Nacida en confortable cuna, no tuvo una educación (⇑) como la de las otras niñas de su entorno social. Su condición de hija única y de enferma precoz, pues desde los cuatro años padeció una afección ocular que le negaba la visión durante largos periodos de tiempo, propició que la suya fuera bastante diferente a la que por entonces recibían las niñas de su edad. Así, de la mano de su madre fue conociendo las primeras letras y el calor del hogar; de la de su padre, la historia y la literatura; de la de sus abuelos, las ciencias naturales; y de la Naturaleza, todo lo demás. Fueron, en efecto, muchas las temporadas pasadas en las propiedades que poseía su abuelo en Jaén (⇑) donde, cuando sus ojos se lo permitían, se dedicaba a contemplar el comportamiento de todos los seres, animales y racionales, que poblaban aquellas tierras; varios fueron los viajes que realizó, con su madre y su padre primero y sola más tarde, por las tierras de España y por las de Francia (⇑) e Italia (⇑). Todo ello completado con buenas lecturas, afamadas representaciones dramáticas y los mejores conciertos.

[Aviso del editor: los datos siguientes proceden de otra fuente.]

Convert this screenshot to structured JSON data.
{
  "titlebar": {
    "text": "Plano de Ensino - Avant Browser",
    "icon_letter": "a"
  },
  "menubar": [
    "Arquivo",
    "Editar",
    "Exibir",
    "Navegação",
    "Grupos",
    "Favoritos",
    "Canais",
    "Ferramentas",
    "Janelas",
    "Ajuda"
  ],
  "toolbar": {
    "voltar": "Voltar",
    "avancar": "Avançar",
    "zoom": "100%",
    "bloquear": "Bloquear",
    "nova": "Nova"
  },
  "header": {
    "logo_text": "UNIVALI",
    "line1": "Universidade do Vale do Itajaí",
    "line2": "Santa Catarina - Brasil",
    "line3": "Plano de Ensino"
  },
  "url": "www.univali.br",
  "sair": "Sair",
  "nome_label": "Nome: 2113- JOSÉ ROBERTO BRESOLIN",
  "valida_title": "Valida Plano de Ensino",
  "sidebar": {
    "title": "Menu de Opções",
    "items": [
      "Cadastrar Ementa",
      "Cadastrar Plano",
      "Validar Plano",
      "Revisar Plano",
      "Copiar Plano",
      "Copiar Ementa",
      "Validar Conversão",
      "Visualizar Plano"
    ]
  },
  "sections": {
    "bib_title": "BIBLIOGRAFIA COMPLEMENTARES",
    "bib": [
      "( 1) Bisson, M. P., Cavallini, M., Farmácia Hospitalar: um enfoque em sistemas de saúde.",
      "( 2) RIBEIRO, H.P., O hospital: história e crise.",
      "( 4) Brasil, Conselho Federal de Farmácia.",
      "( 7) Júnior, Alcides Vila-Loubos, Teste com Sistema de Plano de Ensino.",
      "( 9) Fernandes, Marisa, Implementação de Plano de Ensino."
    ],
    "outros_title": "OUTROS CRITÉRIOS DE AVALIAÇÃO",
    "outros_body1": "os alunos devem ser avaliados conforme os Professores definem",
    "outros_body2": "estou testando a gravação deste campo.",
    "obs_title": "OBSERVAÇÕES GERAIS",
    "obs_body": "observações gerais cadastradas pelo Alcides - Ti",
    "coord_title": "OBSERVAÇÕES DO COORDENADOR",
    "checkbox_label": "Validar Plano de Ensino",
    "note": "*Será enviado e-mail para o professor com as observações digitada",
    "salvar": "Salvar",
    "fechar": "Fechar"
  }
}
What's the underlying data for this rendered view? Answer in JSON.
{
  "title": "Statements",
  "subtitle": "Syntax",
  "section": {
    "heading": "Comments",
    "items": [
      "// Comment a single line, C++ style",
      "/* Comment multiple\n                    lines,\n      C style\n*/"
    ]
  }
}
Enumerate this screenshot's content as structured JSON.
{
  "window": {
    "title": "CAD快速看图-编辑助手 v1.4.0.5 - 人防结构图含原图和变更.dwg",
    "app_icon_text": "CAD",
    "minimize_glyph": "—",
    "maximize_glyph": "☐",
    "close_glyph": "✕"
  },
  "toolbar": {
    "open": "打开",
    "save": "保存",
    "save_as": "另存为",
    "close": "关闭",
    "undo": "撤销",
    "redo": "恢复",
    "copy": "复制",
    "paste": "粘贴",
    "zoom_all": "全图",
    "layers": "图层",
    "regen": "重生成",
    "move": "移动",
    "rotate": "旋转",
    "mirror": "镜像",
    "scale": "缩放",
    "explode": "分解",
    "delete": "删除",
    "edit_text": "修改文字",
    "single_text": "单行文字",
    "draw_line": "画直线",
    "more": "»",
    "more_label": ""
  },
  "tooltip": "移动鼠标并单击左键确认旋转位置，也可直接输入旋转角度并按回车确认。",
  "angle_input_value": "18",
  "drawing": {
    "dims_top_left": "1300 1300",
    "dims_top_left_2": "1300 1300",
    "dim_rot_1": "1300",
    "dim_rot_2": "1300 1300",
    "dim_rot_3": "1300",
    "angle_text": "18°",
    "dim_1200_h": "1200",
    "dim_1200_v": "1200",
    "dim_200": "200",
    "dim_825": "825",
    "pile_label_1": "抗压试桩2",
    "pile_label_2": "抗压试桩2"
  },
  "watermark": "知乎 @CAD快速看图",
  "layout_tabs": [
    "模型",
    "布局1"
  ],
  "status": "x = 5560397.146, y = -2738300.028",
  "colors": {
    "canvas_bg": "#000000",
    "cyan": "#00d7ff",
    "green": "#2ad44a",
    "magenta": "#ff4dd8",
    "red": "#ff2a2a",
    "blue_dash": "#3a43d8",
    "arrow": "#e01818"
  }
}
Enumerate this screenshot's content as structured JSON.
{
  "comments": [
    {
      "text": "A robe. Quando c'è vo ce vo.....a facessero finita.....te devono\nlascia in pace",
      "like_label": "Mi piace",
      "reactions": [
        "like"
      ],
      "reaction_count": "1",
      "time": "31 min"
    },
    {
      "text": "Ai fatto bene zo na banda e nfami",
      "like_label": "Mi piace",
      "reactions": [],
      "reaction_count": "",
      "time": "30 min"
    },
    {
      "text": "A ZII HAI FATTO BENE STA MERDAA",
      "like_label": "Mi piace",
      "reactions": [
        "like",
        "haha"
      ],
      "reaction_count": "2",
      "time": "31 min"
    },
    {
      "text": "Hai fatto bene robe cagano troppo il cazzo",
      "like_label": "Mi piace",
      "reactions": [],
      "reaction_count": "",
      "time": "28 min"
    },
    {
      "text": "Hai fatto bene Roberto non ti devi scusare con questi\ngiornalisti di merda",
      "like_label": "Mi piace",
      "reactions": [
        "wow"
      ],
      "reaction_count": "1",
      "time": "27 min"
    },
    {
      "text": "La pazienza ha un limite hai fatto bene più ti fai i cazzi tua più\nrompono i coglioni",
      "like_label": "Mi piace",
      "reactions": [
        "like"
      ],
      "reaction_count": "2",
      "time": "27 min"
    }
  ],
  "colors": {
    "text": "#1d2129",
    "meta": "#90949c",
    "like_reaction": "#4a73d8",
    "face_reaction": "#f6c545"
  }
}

La única hija de aquella familia acomodada muestra pronto inquietudes literarias que la llevarán a publicar sus primeros poemas al poco de cumplir los veinte años. Estimulada por el cariñoso aliento de los más próximos y dado que parece que no se le da mal el arte de la rima, se atreve a acometer una obra de mayor complejidad: en 1876 se estrena su drama Rienzi el tribuno (⇑), que obtiene el aplauso del público, la aprobación de la crítica y los parabienes de renombrados escritores del momento, como Núñez de Arce, Campoamor, Alarcón, Echegaray y algunos otros integrantes del Parnaso nacional. Ese mismo año contraerá matrimonio con un oficial del ejército de quien cuentan está muy enamorada.

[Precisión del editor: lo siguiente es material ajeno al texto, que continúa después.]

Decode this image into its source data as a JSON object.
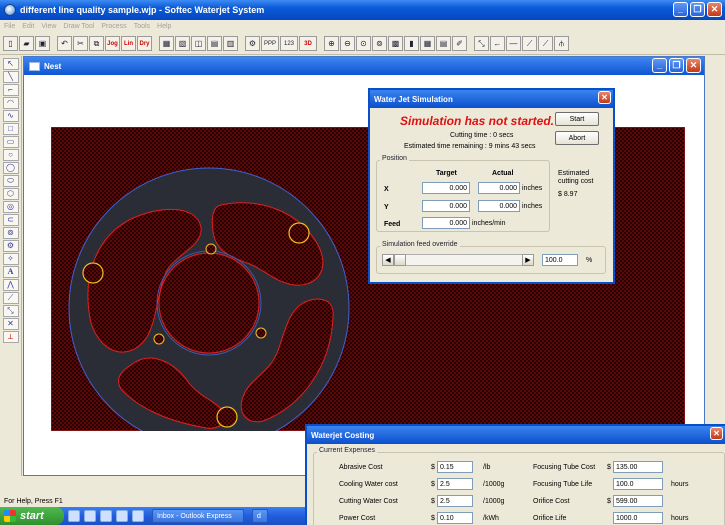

Pocos años después todo empieza a cambiar: su matrimonio empieza a resquebrajarse (⇑) y la joven escritora decide alejarse de la gran ciudad, a la que cree fuente de vanidades, envidias y futilidades insanas. Se instala en una quinta campestre situada a las afueras de Pinto (⇑), una localidad situada al sur de Madrid que por entonces no alcanza los dos mil habitantes, y allí –atendida por familiar servidumbre y rodeada de sus animales y plantas– medita, estudia y escribe. Poco tiempo después, recibe otro gran mazazo: la muerte de su querido padre. Los que siguen son tiempos de hondas meditaciones, de sosegado disfrute de las bondades de la naturaleza cultivada en la que vive; de expediciones a caballo (⇑) recorriendo durante meses la geografía patria; de lecturas, reflexiones... Por entonces se convierte en la primera mujer que ocupa la tribuna del ateneo madrileño (⇑); por entonces escribe entusiasmados artículos en los que hace coparticipes a sus lectoras de las bondades de la vida en el campo.

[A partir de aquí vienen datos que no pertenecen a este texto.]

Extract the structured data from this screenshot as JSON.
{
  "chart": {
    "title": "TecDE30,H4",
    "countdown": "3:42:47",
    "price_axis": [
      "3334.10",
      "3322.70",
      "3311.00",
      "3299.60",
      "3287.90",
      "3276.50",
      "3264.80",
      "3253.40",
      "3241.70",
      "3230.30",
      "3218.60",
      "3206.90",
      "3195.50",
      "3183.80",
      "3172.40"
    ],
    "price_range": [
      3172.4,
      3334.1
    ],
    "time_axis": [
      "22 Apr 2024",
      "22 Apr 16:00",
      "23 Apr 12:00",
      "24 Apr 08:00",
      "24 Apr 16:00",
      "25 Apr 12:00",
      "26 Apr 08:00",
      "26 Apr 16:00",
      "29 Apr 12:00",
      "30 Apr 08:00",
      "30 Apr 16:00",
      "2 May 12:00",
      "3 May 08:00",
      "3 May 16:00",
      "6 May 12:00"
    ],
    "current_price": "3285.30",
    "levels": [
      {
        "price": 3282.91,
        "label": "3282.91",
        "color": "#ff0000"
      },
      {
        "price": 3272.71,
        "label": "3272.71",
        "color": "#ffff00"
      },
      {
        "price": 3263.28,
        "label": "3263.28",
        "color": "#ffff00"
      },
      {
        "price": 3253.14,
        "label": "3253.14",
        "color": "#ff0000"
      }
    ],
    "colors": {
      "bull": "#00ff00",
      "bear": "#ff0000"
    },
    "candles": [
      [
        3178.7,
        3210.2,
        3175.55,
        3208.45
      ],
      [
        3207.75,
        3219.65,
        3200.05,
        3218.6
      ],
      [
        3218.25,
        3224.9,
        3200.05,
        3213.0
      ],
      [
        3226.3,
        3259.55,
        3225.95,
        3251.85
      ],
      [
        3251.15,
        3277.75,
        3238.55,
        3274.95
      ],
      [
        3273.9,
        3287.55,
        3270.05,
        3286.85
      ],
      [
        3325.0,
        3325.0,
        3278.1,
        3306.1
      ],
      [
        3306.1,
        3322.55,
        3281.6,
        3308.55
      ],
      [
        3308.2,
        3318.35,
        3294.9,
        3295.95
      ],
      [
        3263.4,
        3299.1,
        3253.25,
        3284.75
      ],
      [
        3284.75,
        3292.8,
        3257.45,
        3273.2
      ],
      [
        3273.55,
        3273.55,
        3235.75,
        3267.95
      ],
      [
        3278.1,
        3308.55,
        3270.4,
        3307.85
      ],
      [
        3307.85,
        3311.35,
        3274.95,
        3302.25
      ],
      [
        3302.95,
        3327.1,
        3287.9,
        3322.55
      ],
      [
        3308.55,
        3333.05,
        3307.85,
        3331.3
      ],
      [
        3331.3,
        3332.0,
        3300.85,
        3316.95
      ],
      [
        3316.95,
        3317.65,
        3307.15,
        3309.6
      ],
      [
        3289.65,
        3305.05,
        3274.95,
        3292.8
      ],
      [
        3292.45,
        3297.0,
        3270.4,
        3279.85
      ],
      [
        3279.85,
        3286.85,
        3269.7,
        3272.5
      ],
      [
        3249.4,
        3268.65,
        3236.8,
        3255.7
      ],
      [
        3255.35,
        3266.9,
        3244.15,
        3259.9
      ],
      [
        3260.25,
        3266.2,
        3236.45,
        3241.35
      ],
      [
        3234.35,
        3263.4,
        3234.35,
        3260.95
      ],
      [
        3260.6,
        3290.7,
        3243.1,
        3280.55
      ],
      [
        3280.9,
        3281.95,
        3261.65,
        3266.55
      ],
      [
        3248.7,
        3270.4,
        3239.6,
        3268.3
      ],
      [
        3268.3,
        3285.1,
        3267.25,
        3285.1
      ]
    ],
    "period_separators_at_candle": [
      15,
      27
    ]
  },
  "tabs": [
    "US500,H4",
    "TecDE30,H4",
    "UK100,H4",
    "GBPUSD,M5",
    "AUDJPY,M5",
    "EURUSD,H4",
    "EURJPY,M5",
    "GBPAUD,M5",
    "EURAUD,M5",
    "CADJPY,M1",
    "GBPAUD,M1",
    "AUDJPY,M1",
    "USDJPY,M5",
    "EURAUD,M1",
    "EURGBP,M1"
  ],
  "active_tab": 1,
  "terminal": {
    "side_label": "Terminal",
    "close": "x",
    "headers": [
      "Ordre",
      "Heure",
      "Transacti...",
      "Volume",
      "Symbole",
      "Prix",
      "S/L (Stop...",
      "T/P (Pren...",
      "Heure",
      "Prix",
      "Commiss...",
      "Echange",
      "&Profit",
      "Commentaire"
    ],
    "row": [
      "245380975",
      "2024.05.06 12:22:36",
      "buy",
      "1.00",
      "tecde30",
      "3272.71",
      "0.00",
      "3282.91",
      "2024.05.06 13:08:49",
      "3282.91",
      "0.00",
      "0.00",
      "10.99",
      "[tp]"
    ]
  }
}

Tras meses de profundas meditaciones, parece tener claro que aquella sociedad está enferma, que su querida España está atenazada por la incultura, la hipocresía y las supersticiones, dominada por el oscurantismo clerical. Es preciso hacer algo para cambiarla y las mujeres pueden jugar un papel decisivo (⇑) en la necesaria regeneración patria. Decide dar un paso al frente y adherirse a las huestes que defienden la causa del librepensamiento, de la libertad de conciencia. Así lo hace saber por medio de una carta que se publica en la primera página del semanario Las Dominicales del Libre Pensamiento en el mes de diciembre de 1884. Apenas un año después, se celebra en Alicante la ceremonia ritual que la convierte en integrante de la masonería (⇑).
Es consciente de que ha cruzado a la otra orilla y que el camino emprendido le podía arrostrar no solo el sarcasmo y la sátira, sino también la hostilidad de la gente de orden, de los que «tienen grandes influencias en mi patria». Desde entonces, aplaudida por los suyos y vituperada por los otros, su pluma abandona los cómodos renglones que ha surcado hasta entonces para convertirse en eficaz instrumento de la buena nueva: la pictórica poeta y viril dramaturga se transforma en afanosa publicista. Como librepensadora militante, como activa combatiente en defensa de la libertad de conciencia (⇑), colaborará en cuantas publicaciones comprometidas con la causa requirieran sus palabras, enviando todo tipo de escritos a cuantas asociaciones estuvieran empeñadas en romper el monopolio de la verdad institucionalizada, participando en cuantos actos se organicen para reclamar la entrada de luz, más luz, y aire renovado en el solar patrio. El padre Juan (⇑), su cuarto estreno teatral, refleja perfectamente la nueva situación. Se trata de un drama propagandístico que irrita a las autoridades, tanto que la primera representación se convierte inopinadamente en la última: el gobernador civil de Madrid, cediendo a las presiones recibidas, prohíbe que la obra continúe en cartel. Rosario de Acuña debe de asumir las pérdidas económicas causadas por la suspensión, pues ella sola había emprendido aquel proyecto al no encontrar a nadie dispuesto a asumir el riesgo de estrenar tan polémica obra.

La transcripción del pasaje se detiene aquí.